When these students pick up their pencils on April 17, they will determine, in part, the evaluation of their teachers, principal, school and perhaps even the school of education that their teacher attended, as suggested by a recent New York proposal for testing. As a matter of measurement, this is nonsense. And it applies awful pressure on teachers and schools to become test-prep factories. But it’s also an unfair and unnecessary burden to put on the shoulders of a child.

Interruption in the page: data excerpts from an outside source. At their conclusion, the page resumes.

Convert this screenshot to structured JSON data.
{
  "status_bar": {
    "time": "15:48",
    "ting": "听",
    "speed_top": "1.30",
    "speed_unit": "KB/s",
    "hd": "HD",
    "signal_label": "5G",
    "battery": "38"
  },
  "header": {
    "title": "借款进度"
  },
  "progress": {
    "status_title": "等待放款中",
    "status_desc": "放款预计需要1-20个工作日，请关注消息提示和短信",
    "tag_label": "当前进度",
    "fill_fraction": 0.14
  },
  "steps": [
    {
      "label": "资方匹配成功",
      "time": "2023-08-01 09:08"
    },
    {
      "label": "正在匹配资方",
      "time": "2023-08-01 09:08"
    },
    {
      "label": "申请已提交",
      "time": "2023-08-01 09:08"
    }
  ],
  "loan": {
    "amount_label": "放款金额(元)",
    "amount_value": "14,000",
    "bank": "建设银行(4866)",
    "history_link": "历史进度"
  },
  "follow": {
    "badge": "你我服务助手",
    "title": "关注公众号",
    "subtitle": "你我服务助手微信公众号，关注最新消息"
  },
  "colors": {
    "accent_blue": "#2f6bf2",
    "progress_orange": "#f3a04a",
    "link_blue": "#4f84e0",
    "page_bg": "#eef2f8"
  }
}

It is also the reason that the tests now have to last six hours. No longer are they designed to determine if the student is achieving at grade level or needs extra help. The new tests now include below-grade-level, above-grade-level and field-test questions. If the state is going to use the student tests to evaluate teachers, those tests must be able to show yearly student growth for students who are below- or above-grade-level in skills. The tests must also be able to evaluate the validity and reliability of future questions because if the state is going to mandate the dismissal of teachers and principals based on student test results, or ruin their reputation by posting their scores in the newspaper, then it must also require that the tests be designed to stand up in court (whether or not they ultimate do stand up is still an open question). The needs of the lawyer, not the child, are now front and center.

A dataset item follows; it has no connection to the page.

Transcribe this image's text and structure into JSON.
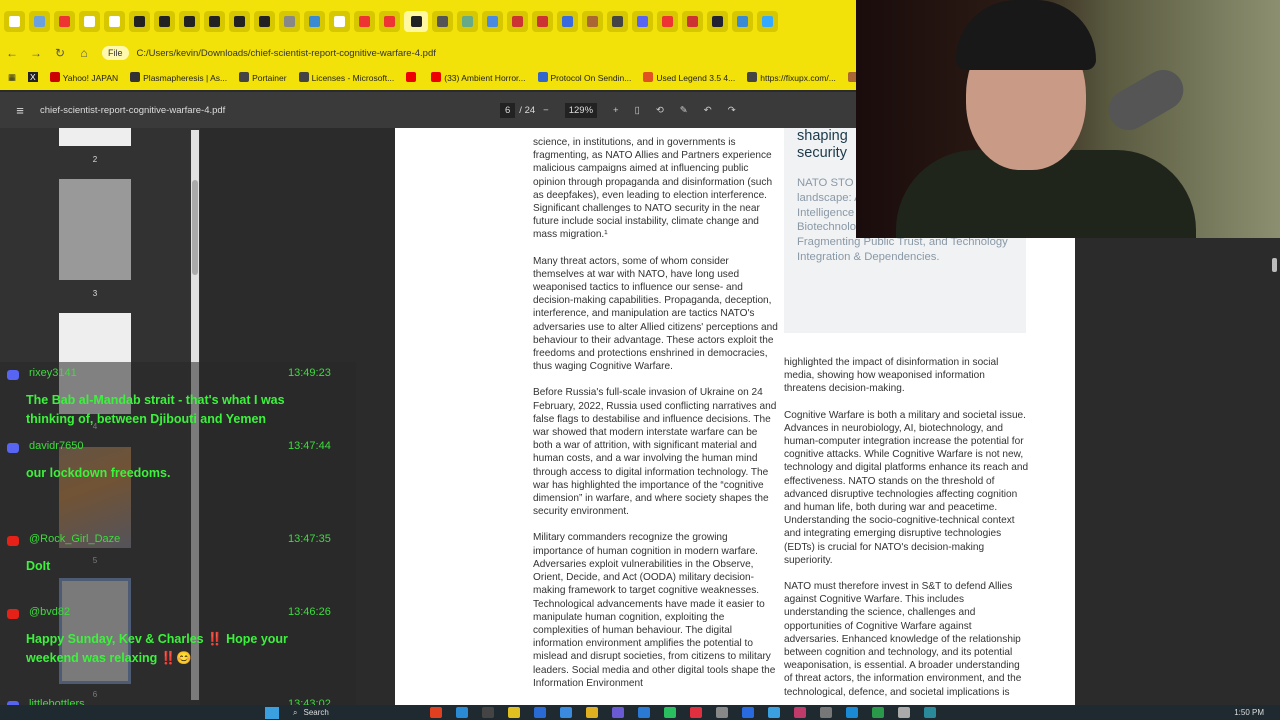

Instead of learning, students will answer question after question – designed by measurement experts, not their teachers. They will stare at the ceiling if they finish early, and wait to hear the words, “pencils down.” They will lose more than a week of their education so that their teacher can be ranked and sorted on a bell curve and assigned a number. And after all that effort and wasted time, the best we can say about that number is that it can distinguish the very best from the very worst teacher — replicating information that their principals already know.
Because of APPR, the NYS teacher evaluation system, the test obsession does not end with the state exam. Districts across the state are buying additional tests for students to take in order to create data for the part of the teacher evaluation designated the local assessment (20% of the total). Districts are purchasing tests such as the NWEA to measure student growth again, to again use evaluate teachers. New York City’s Department of Education has put out bids for what will surely be millions of dollars in local assessments that will be used to not only measure learning to evaluate teachers, but to close schools. Many of these tests take place over multiple sittings, robbing students of precious instructional time and resources. The assessments associated with the Common Core, developed by the PARC Consortium, are a nine-exam series for Grade 3-11. And those are only the exams in math and English Language Arts.

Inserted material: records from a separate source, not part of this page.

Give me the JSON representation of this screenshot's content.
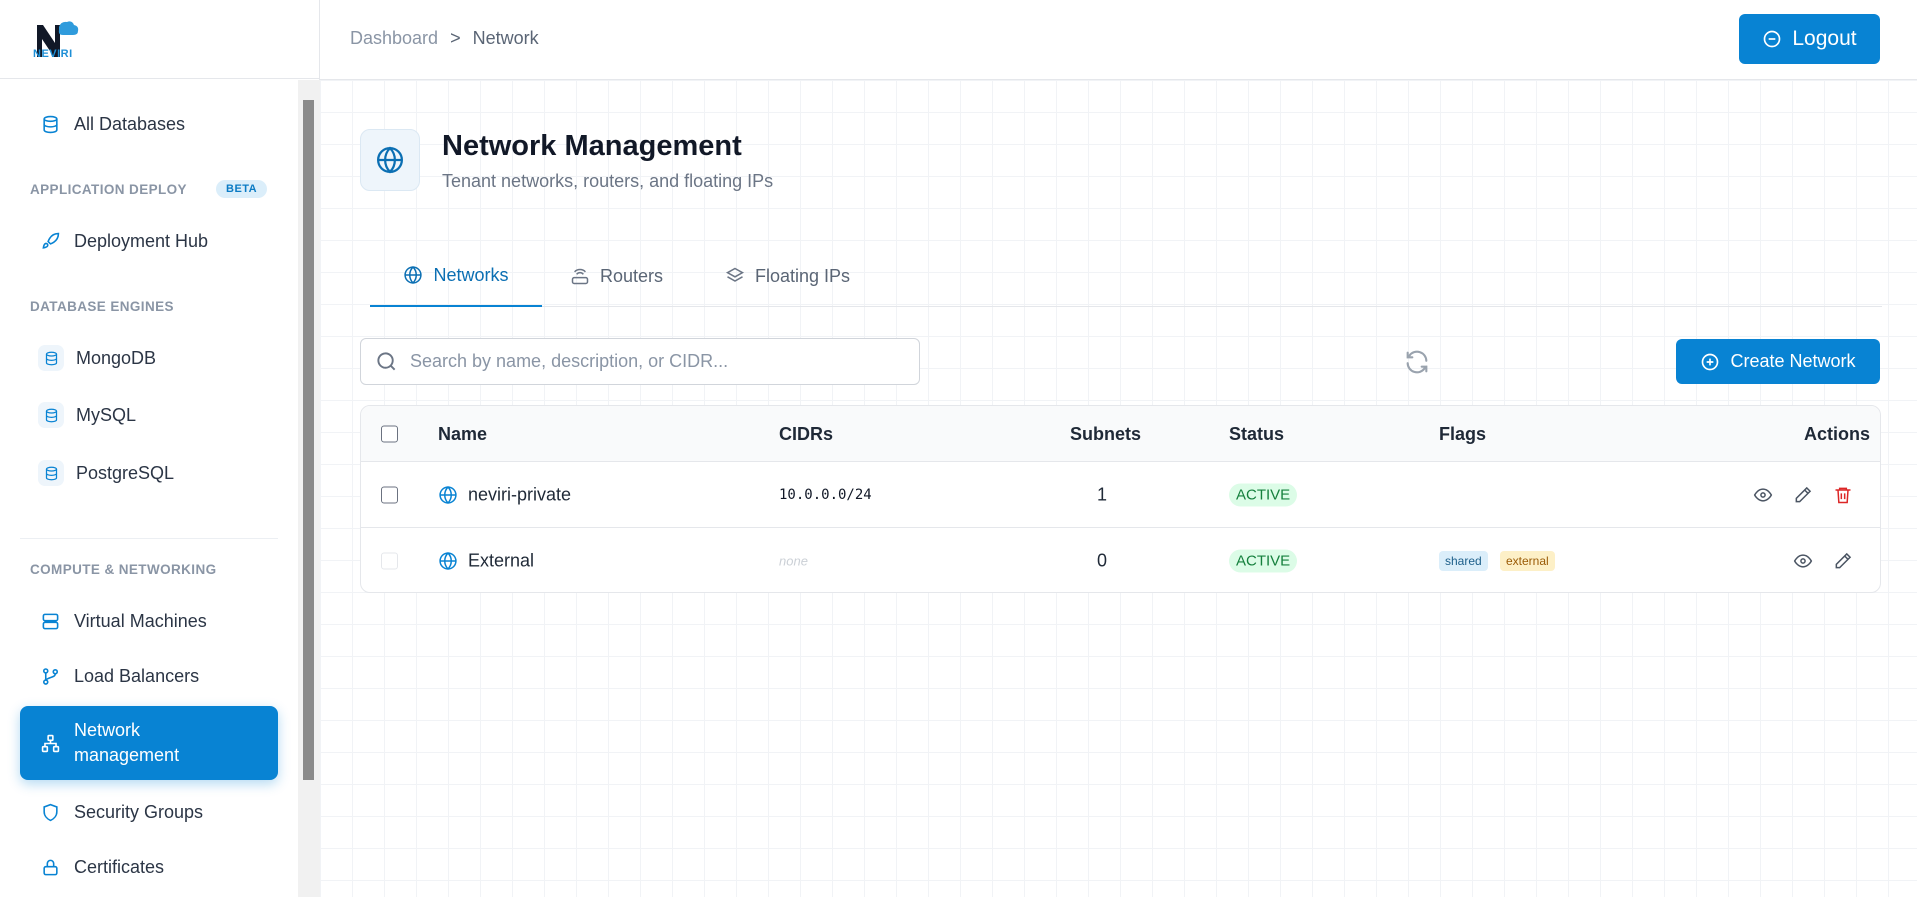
{
  "brand": {
    "name": "NEVIRI"
  },
  "sidebar": {
    "all_databases": "All Databases",
    "section_app_deploy": "APPLICATION DEPLOY",
    "beta_badge": "BETA",
    "deployment_hub": "Deployment Hub",
    "section_db_engines": "DATABASE ENGINES",
    "engines": [
      "MongoDB",
      "MySQL",
      "PostgreSQL"
    ],
    "section_compute": "COMPUTE & NETWORKING",
    "compute": [
      "Virtual Machines",
      "Load Balancers",
      "Network management",
      "Security Groups",
      "Certificates"
    ]
  },
  "header": {
    "breadcrumb": [
      "Dashboard",
      ">",
      "Network"
    ],
    "logout_label": "Logout"
  },
  "page": {
    "title": "Network Management",
    "subtitle": "Tenant networks, routers, and floating IPs"
  },
  "tabs": [
    "Networks",
    "Routers",
    "Floating IPs"
  ],
  "search": {
    "placeholder": "Search by name, description, or CIDR..."
  },
  "create_label": "Create Network",
  "table": {
    "headers": [
      "Name",
      "CIDRs",
      "Subnets",
      "Status",
      "Flags",
      "Actions"
    ],
    "rows": [
      {
        "name": "neviri-private",
        "cidr": "10.0.0.0/24",
        "subnets": "1",
        "status": "ACTIVE",
        "flags": []
      },
      {
        "name": "External",
        "cidr": "none",
        "subnets": "0",
        "status": "ACTIVE",
        "flags": [
          "shared",
          "external"
        ]
      }
    ]
  },
  "colors": {
    "accent": "#0883d3",
    "status_active_bg": "#dcfce7",
    "danger": "#dc2626"
  }
}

Who is it, then, that benefits from testing obsession? Financial benefits, at least, are pretty easy to identify. Certainly those who make the tests, score the tests, and build the data systems benefit. The Pearson Corporation, which reported a 72% increase in profits, was awarded a $33 million contract by the New York State Education Department in 2010 for testing. Pearson sells the tools to grade the tests, the software to analyze the tests, and the textbooks that teach to the test. In 2011, Pearson Education spent over a million dollars on lobbying. Even the Pearson Foundation is under investigation for possible lobbying violations.
The culture of testing has created an enormous opportunity for profit for those connected with the testing and data industry as well as well-paid professional consultants. In the war on public schools, commonly referred to as ‘school reform,’ the weapon of choice is the test. Those tests are the basis for battering public school teachers. They are the basis for closing schools. They are the rock on which the whole corporate school reform industry stands. Without test scores as the bottom line, that industry would collapse.